Want to configure VPN on Mac so that bittorrent and wechat don't use it
November 14, 2022 6:58 PM   Subscribe

but everything else does. what it says on the tin, specifics within

I live in China and often need to make use of a VPN. My VPN provider has a clash-based app, but I can use pretty much any VPN client that allows the common methods of subscription, so I'm happy to switch to one that makes doing this easier, if necessary. In the past I have used parallels to provide this sort of "split internet," but that is a very heavyweight solution given I really only care about two apps not using the VPN.

Ideally, I want all of my traffic to go through the VPN except torrent traffic and WeChat traffic. I'm not really sure how to achieve this (I'm technical, so I can certainly follow directions, but I am woefully ignorant of this part of the stack, somewhat shamefully! networking is a big weakness). I currently use Transmission for torrenting, but am happy to switch clients if that helps.

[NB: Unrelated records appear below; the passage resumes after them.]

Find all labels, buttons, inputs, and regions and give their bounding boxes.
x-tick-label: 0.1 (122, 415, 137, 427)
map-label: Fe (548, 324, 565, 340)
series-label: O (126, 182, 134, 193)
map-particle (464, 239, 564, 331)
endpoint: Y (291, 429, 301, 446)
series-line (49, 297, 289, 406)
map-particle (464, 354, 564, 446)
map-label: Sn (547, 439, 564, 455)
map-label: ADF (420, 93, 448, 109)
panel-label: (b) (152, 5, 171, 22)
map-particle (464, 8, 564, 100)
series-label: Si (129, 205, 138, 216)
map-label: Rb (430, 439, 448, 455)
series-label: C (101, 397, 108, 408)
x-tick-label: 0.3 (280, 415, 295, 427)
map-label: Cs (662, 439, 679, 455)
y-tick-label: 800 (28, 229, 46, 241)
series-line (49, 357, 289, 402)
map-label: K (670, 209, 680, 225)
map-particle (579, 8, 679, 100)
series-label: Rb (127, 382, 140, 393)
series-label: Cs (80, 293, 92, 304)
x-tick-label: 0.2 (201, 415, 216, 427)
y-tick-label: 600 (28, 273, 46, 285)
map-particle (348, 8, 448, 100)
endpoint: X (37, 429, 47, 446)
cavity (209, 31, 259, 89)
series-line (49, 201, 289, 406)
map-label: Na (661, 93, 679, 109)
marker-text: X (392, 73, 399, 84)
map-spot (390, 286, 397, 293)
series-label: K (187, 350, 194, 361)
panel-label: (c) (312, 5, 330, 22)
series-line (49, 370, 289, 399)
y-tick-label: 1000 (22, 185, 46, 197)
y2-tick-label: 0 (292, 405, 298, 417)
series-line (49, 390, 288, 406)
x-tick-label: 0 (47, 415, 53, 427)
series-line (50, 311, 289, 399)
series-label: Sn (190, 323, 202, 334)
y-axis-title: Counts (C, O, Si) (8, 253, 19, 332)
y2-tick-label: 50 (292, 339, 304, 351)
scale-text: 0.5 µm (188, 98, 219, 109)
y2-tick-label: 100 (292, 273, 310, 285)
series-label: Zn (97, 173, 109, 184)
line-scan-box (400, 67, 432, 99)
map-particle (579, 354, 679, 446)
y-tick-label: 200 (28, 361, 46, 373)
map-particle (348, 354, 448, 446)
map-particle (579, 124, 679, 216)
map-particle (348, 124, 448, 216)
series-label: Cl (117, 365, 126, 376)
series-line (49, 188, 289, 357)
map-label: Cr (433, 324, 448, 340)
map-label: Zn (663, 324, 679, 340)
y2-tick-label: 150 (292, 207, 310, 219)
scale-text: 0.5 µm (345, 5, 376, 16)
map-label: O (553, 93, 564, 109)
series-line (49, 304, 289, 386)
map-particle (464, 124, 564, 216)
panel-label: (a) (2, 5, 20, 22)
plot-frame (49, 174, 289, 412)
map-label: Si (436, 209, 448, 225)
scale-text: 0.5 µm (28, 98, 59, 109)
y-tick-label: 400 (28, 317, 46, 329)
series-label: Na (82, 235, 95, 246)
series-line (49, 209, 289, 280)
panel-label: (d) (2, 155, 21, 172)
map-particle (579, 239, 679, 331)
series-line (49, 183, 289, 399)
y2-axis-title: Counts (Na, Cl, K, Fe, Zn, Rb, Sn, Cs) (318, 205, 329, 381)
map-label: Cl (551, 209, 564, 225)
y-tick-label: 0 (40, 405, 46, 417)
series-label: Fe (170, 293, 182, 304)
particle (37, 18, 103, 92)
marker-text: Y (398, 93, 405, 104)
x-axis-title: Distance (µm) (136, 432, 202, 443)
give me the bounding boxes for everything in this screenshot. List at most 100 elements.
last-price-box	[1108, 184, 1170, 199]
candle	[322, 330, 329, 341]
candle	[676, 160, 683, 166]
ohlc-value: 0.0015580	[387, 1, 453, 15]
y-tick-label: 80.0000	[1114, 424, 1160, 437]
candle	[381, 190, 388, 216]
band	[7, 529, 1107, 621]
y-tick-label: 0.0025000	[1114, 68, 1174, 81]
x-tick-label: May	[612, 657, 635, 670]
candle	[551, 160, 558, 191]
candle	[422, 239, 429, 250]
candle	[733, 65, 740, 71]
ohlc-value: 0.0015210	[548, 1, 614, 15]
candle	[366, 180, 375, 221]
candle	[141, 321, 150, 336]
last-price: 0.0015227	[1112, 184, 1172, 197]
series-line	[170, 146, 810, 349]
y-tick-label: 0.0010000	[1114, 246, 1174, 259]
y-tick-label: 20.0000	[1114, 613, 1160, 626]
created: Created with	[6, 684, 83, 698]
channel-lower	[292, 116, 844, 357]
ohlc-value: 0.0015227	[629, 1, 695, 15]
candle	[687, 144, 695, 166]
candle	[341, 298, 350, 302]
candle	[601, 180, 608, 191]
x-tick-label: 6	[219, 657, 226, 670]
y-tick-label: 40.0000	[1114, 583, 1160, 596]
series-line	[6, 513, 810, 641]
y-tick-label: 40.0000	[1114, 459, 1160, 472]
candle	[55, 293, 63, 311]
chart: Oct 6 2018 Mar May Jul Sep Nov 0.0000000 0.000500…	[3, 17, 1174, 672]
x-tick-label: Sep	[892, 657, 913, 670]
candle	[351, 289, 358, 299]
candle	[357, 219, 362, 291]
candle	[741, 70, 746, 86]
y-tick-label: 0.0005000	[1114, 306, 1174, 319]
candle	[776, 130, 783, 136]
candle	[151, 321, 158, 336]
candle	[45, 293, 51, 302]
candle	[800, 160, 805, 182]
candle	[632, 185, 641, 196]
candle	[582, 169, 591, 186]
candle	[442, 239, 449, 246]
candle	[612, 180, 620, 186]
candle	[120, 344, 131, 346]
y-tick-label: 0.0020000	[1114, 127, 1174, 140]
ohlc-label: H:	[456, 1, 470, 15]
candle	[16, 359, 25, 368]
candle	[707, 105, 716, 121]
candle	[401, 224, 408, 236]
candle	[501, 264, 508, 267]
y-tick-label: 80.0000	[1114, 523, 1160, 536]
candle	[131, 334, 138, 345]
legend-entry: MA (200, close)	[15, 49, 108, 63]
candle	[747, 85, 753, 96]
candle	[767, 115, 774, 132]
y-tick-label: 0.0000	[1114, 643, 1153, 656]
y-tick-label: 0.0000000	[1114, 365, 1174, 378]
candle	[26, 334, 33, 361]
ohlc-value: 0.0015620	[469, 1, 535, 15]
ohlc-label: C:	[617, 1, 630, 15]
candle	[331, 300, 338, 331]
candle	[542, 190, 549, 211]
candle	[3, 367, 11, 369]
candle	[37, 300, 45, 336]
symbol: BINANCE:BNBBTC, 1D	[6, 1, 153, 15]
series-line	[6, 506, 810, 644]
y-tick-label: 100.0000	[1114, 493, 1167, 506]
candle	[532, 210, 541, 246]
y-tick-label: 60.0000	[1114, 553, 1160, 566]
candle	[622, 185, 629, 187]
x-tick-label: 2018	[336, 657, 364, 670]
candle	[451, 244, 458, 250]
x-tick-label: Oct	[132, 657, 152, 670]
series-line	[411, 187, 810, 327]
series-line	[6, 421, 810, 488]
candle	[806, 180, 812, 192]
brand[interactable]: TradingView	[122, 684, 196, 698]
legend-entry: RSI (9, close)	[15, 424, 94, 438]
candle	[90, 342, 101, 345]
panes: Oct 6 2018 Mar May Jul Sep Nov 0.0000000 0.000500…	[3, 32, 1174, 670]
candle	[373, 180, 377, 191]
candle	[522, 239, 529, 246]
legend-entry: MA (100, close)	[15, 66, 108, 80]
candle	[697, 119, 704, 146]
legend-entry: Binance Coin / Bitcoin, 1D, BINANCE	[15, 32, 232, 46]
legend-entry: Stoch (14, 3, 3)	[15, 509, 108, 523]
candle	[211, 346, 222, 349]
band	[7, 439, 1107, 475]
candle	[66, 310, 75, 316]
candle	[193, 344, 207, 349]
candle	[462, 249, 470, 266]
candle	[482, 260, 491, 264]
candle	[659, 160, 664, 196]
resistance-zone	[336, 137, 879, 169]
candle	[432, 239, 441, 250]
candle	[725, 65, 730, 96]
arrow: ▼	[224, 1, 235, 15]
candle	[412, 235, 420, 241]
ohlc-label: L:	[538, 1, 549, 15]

The WeChat thing is a nice to have, the torrenting is the bigger issue (since it will destroy my VPN's traffic quota!).

If you have suggestions of other places to ask I'm all ears. I tried r/VPN but the question got deleted. reddit, eh?
posted by wooh to Technology (4 answers total)
 
I don't know how to do this on a Mac, but the search term you want is "split tunneling"
posted by qxntpqbbbqxl at 11:21 PM on November 14, 2022


I was going to tell you that a VM was probably the easiest way. The other way requires great firewall mastery because the apps involved probably are random IP addresses (so simple route table manipulation doesn't work), they may have colliding port ranges with other apps (so simple firewall trickery won't do the trick), you will need tagged processes to match with rules and extreme firewall/routing skills to attempt this (if Mac even has/can provide originating process information down to the the firewall rewrite level). On Linux and some other things there are lightweight containers that use the same kernel, just in a different namespace each with it's own routing. Sorta VM lite. Not really running a VM, just quarantining a process into a particular space. Rather low overhead. It would be much much much easier to run your two apps in this sort of container/VM-lite with different networking settings than it would to be to make your goal work the hard way.

Welcome to network engineering.

Ditto qxntpqbbbqxl but "split tunneling" usually refers to just sending different IP ranges along different routes. Like I run a VPN to Work, work host traffic goes through VPN, Netflix goes through regular internet. But those are IP ranges of addresses, that's the simple router table manipulation. Especially the torrent is random addresses that could only be done by port or proccess (not by IP), not sure about WeChat.
posted by zengargoyle at 11:36 PM on November 14, 2022


Response by poster: Hmm, it does sound like a VM is the way to go, then!
posted by wooh at 1:54 AM on November 15, 2022


zengargoyle, the tunnel can be split in the ports/protocols, not just the addressing ranges. I think, though, you'd use a firewall to filter the protocols that can talk to a tunnel with those that don't getting routed alongside tunnel traffic instead of DROP'd.